Existem lacunas nas normativas previstas para acolher egressos que saíram das UAs, quando completam dezoito anos. É urgente o Estado se debruçar em possíveis soluções para essa questão, garantindo-lhes direitos básicos, vida digna e abrindo espaços verdadeiros de construções de cidadania.

As portas para pessoas como João e Maria parecem, em alguns momentos, que se abrem, porém, essas pessoas, rodam, rodam e caem sempre em um lugares que não possibilitam a existência digna e feliz desses sujeitos. Provavelmente, os únicos erros de João e Maria em todo esse processo é não corresponder aos ditames de um Estado que não os protege e que não acredita que esses sujeitos precisam ser escutados no que se refere às suas próprias vidas.

É possível viver diante de regras de um Estado que concebe proteção como controle e muitas vezes não consegue enxergar crianças e adolescentes como sujeitos de direito em suas construções de vida?

A mudança de paradigmas no olhar de quem elabora, implementa, executa e fiscaliza políticas públicas garantidoras de direitos para crianças e adolescentes é necessária. Existindo o desejo e o dever de protegê-las, deve-se oferecer caminhos de construções de cidadania e não portas giratórias que não levam a lugar algum, que apenas perpetuam a miséria, a desassistência, a desigualdade e a falta de direitos.

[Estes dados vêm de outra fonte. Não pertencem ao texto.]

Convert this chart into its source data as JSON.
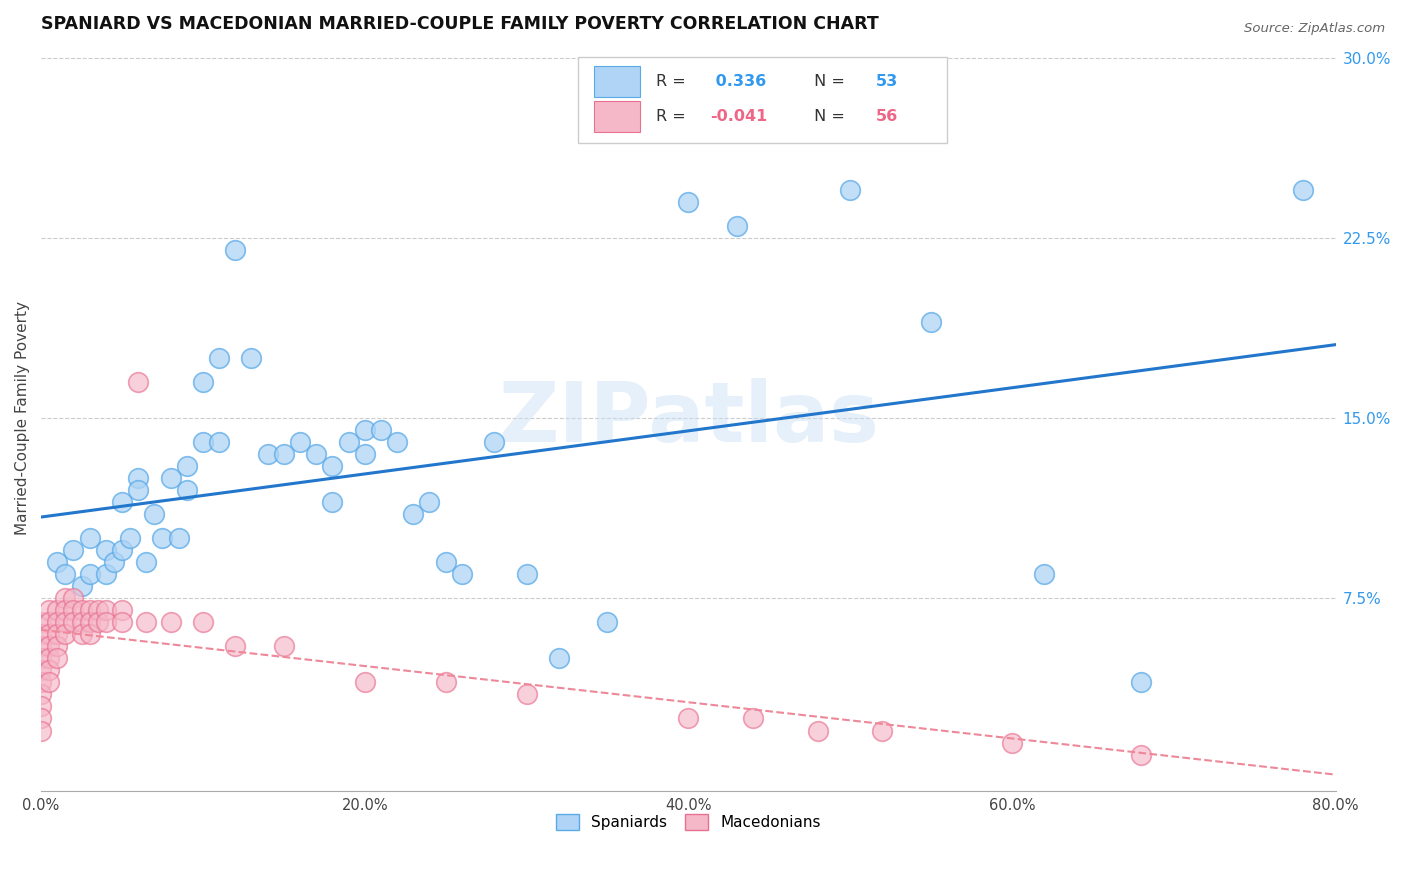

É necessário jovens que sonhem e que possam construir suas vidas, principalmente levando em consideração o fato de que esses jovens precisam elaborar suas perdas e talvez encontrar estratégias que proporcionem trajetórias mais felizes de viver.

As crianças, os adolescentes e os jovens desejam, necessitam e merecem transformações reais e robustas de um Estado que se mostre presente com portas afetuosas, verdadeiras e resolutivas e que estejam, necessariamente, abertas para todes que se encontram sob sua tutela.

A vida só é bem vivida com sonhos, liberdade, autonomia, dignidade e felicidade.

A luta para todes os Joãos e as Marias é a luta por uma sociedade antimanicomial!